This is supposed to multiply all the odd integers in an array and return that value.
So my question is…

When I used arr.filter, I tried using `(x => (x % 2 == 0))` first, but realized that would give me EVEN numbers, so then I tried “true” and “voila” it worked… So can someone help me understand why having `(x % 2 == true) )` works and returns the odd numbers?

Is it because true integers are 1,2,3,4, etc… which means there IS a remainder meaning it is an odd number?

Also when I use the reduce function , `reduce( (a,b) => a*b ,1 )` how would the variables `(a,b)` know which numbers to multiply?

Thanks for all the help,
Peter

it’s because `1 == true` is true

you have `x % 2` that would give or 0 for even numbers and 1 for odd numbers - you could use `x % 2 === 1` and it would work and be more readable

but you have used `x % 2 == true` which works with the loose equality operator because 1 and true can be converted in each other with type coercion

tldr: it’s becauze javascript is weird

I would suggest you use `===` instead of `==`. In this instance it would force you to think more about what the `%` operator returns and what you are actually looking for from that return value. With `==` you are depending on the JS interpreter to do some conversions behind the scenes, which I guess is fine if you really understand what that implies, but often it can cause bugs on edge cases.

As @ilenia said, JS is weird. Using strict equality will take all of that weirdness out of the equation.

Yeah if I were to use `x % 2 === 1`that would make more sense. Thank you.
On another note,

When I use the reduce function , `reduce( (a,b) => a*b ,1 )` how would the variables `(a,b)` know which numbers to multiply?

Thanks,
Peter

Yeah, as @ilenia stated that does seem to help me understand it a bit more. On another note, do you happen to know how the reduce function works?
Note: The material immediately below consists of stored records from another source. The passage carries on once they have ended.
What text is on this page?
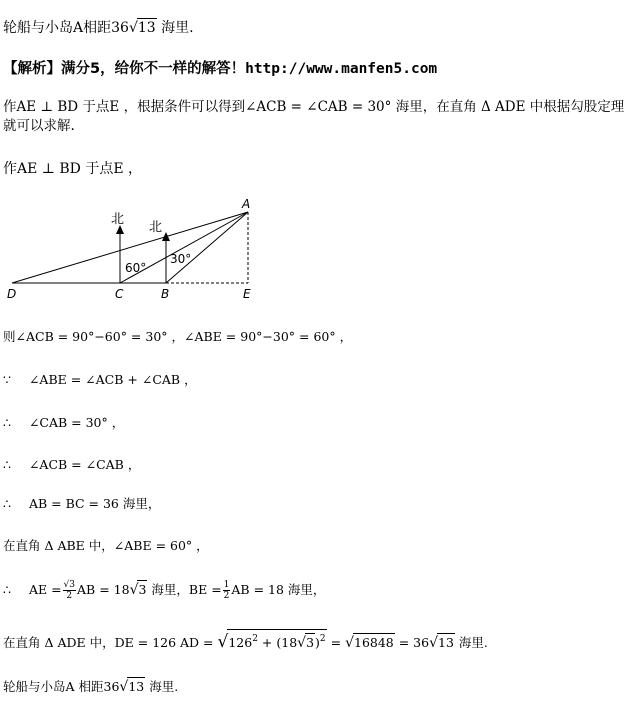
轮船与小岛A相距36√13 海里.
【解析】满分5，给你不一样的解答！http://www.manfen5.com
作AE ⊥ BD 于点E ，根据条件可以得到∠ACB = ∠CAB = 30° 海里，在直角 Δ ADE 中根据勾股定理就可以求解.
作AE ⊥ BD 于点E ，
北
北
60°
30°
A
D	C	B	E
则∠ACB = 90°−60° = 30° ，∠ABE = 90°−30° = 60° ，
∵ ∠ABE = ∠ACB + ∠CAB ，
∴ ∠CAB = 30° ，
∴ ∠ACB = ∠CAB ，
∴ AB = BC = 36 海里，
在直角 Δ ABE 中，∠ABE = 60° ，
∴ AE = $\frac{√3}{2}$ AB = 18√3 海里，BE = $\frac{1}{2}$ AB = 18 海里，
在直角 Δ ADE 中，DE = 126 AD = $√126^2 + (18√3)^2 = √16848 = 36√13$ 海里.
轮船与小岛A 相距36√13 海里.
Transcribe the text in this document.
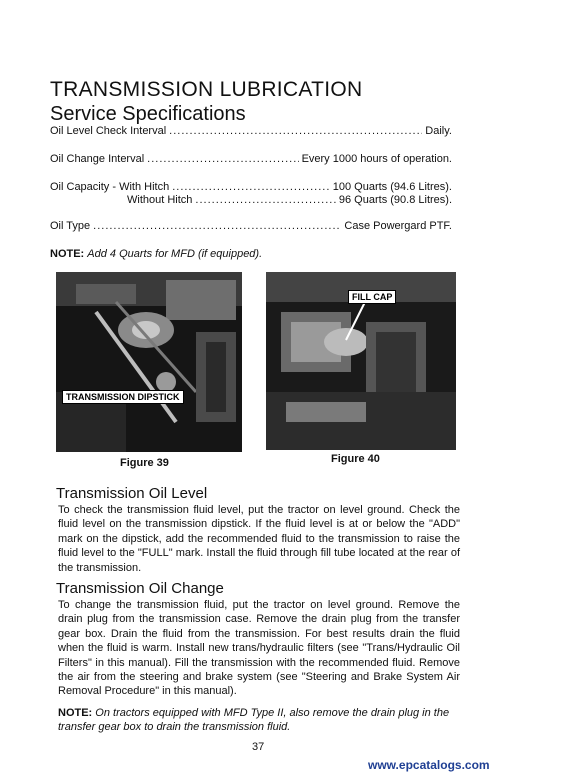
TRANSMISSION LUBRICATION
Service Specifications
Oil Level Check Interval .....	Daily.
Oil Change Interval .....	Every 1000 hours of operation.
Oil Capacity - With Hitch .....	100 Quarts (94.6 Litres).
Without Hitch .....	96 Quarts (90.8 Litres).
Oil Type .....	Case Powergard PTF.
NOTE: Add 4 Quarts for MFD (if equipped).
TRANSMISSION DIPSTICK
Figure 39
FILL CAP
Figure 40
Transmission Oil Level
To check the transmission fluid level, put the tractor on level ground. Check the fluid level on the transmission dipstick. If the fluid level is at or below the "ADD" mark on the dipstick, add the recommended fluid to the transmission to raise the fluid level to the "FULL" mark. Install the fluid through fill tube located at the rear of the transmission.
Transmission Oil Change
To change the transmission fluid, put the tractor on level ground. Remove the drain plug from the transmission case. Remove the drain plug from the transfer gear box. Drain the fluid from the transmission. For best results drain the fluid when the fluid is warm. Install new trans/hydraulic filters (see "Trans/Hydraulic Oil Filters" in this manual). Fill the transmission with the recommended fluid. Remove the air from the steering and brake system (see "Steering and Brake System Air Removal Procedure" in this manual).
NOTE: On tractors equipped with MFD Type II, also remove the drain plug in the transfer gear box to drain the transmission fluid.
37
www.epcatalogs.com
For example when I use the reduce function , `reduce( (a,b) => a*b ,1 )` how would the variables `(a,b)` know which numbers to multiply ? Does it work like the filter function and assign new variables to the array element? And does it execute the function until there are no more elements?

Much appreciated,
Peter

the variables don’t know anything

the `reduce` method call the function you pass in as argument with different values each time. The first parameter `a` is the accumulator, the second is the current value

yoo could write it as `(product, number => product * number` to havemore descriptive names for tbe function parameters

see the documentation:

Ah okay , I was confused since I thought the accumulator added the elements together but now I realize you can call `accumulator * currentValue` … Okay thanks, will look for some videos so that I can understand it fully.

-Peter